La présence de la variole du singe ou MPOX à Madagascar est confirmée. Elle est principalement localisée dans la région du Boeny, plus précisément à Mahajanga. Des cas suspects sont également répertoriés dans les autres régions (Analamanga, Vakinankaratra, Itasy et Diana).
Bien évidemment, les autorités sanitaires font preuve d’une grande vigilance. C’est ainsi que les mesures de contrôle sanitaire ont été renforcées dans la ville des fleurs, notamment au port, à l’aéroport. Des contrôles sanitaires sont également mis en place au départ et à l’arrivée dans les gares routières.

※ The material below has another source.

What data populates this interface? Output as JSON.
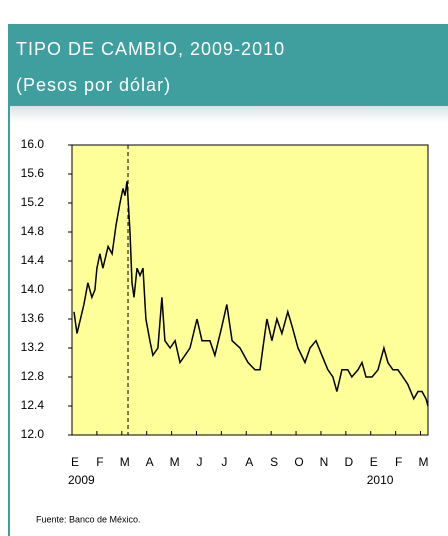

Pour compléter ces mesures, des barrages ont été installés dans plusieurs zones du pays avec une désinfection systématique de tous les véhicules en provenance de Mahajanga. Par ailleurs, des sites d’isolement sont déjà opérationnels pour la prise en charge d’éventuels cas confirmés.
Mais on se pose toujours la question : Toutes ces mesures suffiront-elles pour juguler cette maladie ? A priori, on peut douter de l’efficacité du système mis en place dans la mesure où on ne réagit qu’après coup. Et dans ce cas, il est difficile d’avancer que les nombreux contrôles seront satisfaisants.
La raison est que les gens ne circulent pas toujours sur les principaux axes routiers. Autrement dit, on ne sait plus aujourd’hui quelle est l’ampleur du danger de propagation de la maladie du fait que certaines régions plus ou moins éloignées de Mahajanga présentent déjà des cas suspects.
Un contrôle plus sévère au niveau des arrivées sur le territoire national, quelles qu’elles soient, par voie maritime ou par voie aérienne, doit toujours être de mise. On remarquera que, bien souvent, ce sont les passagers qui arrivent par voie maritime qui présentent le plus de danger au niveau sanitaire.
Les passagers qui arrivent à Madagascar par voie aérienne sont déjà soumis à des contrôles sanitaires stricts avant leur embarquement au départ. Bien sûr, il y a toujours des exceptions. Mais toujours est-il que la voie maritime présente plus de danger à ce sujet.
D’autant plus que les passagers clandestins, donc pas soumis à des contrôles sanitaires au départ, sont plus nombreux par voie maritime que par voie aérienne. Et il est déjà arrivé qu’on n’ait pas remarqué leur présence sur le sol malgache que lorsqu’ils ont tenté d’embarquer clandestinement vers leur destination finale autre que Madagascar.
Ce qui prouve bien comment il est facile d’entrer à Madagascar par voie maritime. Dans ces conditions, pour de nombreuses raisons (sanitaire, économique, sécuritaire, …), il faut renforcer les contrôles au niveau de nos côtes, de manière à ce la frontière nationale ne soit plus considérée comme une véritable passoire.